Back to comfort reading: John Sandfords Judgement Prey.
And next up library hold. Cory Doctorows The Bezzle. I read a couple of his lately and enjoyed his prose and far thinking.
hermetic
(8,688 posts)That one sounds good. Just came out this year. "..a high stakes thriller where the lives of the hundreds of thousands of inmates in California's prisons are traded like stock shares." Oh, and it's Bezzle, just in case someone wants to look it up. No big deal.
cbabe
(4,360 posts)mentalsolstice
(4,528 posts)Its about three generations of Vietnamese women and their pasts and present. Next up is The Nickel Boys by Colson Whitehead.
Happy New Year everyone! 🍾🥂
Shambala
(46 posts)Its been on my shelf for a while but I finally pulled it down to give it a read.
Cheers to the new year!
LogDog75
(203 posts)Andrew Mason and his wife, Brie, live in a house they're going to renovate and flip for a profit. She wants this to be the last house they live in after renovating it. Andrew and his business partner operate a construction business and have been friends for many years. They take a week off and the partners go to a lake where they each own a cabin. While they're there, Brie disappears and suspicion falls on her husband, Andrew.
Six years later, Brie is still missing and Andrew has changed his last name and lives in the next town. A woman shows up at the house Andrew and Brie used to live in and the house is gone and a new house is in its place. She starts screaming "Where's my house" and causing a scene. The next door neighbor called Andrew and said there was a woman who looked like Brie. That's not the only sighting of Brie. Brie's sister, brother, and brother-in-law are visiting Brie's mother in the hospital when they looked out the hospital's window at the parking lot and see a woman who looks like Brie and she waves at them.
Is Brie alive or dead? If she's alive, where has she been these past six years. If she's dead, who is this woman?

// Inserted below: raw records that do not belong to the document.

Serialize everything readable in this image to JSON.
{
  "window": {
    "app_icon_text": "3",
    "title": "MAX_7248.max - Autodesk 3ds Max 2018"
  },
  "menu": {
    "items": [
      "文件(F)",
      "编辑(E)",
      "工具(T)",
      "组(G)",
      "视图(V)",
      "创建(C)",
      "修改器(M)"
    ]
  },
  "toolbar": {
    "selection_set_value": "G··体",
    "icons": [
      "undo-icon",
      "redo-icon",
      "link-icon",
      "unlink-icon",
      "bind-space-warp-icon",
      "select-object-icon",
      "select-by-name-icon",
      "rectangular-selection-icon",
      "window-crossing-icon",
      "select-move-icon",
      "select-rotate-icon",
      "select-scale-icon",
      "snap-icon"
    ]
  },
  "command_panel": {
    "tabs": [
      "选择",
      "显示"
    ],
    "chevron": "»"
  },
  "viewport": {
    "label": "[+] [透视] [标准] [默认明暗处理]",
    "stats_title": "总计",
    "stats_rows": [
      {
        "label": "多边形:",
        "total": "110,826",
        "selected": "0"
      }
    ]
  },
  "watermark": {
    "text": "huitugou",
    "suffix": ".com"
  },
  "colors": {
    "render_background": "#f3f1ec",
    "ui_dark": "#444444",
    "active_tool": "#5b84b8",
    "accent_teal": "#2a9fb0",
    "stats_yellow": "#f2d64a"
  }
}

This is the third book by Linwood Barclay I've read in the past two months. I like his style of writing and he tells an interesting story. He kind of reminds me of James Patterson style but Barclay's stories and characters are better developed. I'm usually good at figuring out whodunit but this book took me to the end of the story to find out.
BOSSHOG
(40,422 posts)Set in England. Murder conviction. Identity switch. Disputed Will. Good Stuff. About halfway done.
published 2008.
Danascot
(4,924 posts)It's the third book of his cartel trilogy. He's a very talented story teller and an amazing writer. He has a half dozen story threads going each of which could be a separate novel. There's some brutal stuff in there, some based on real events I've recognized such as the murder of a bus full of students. I'm going to have ptsd by the time I finish it.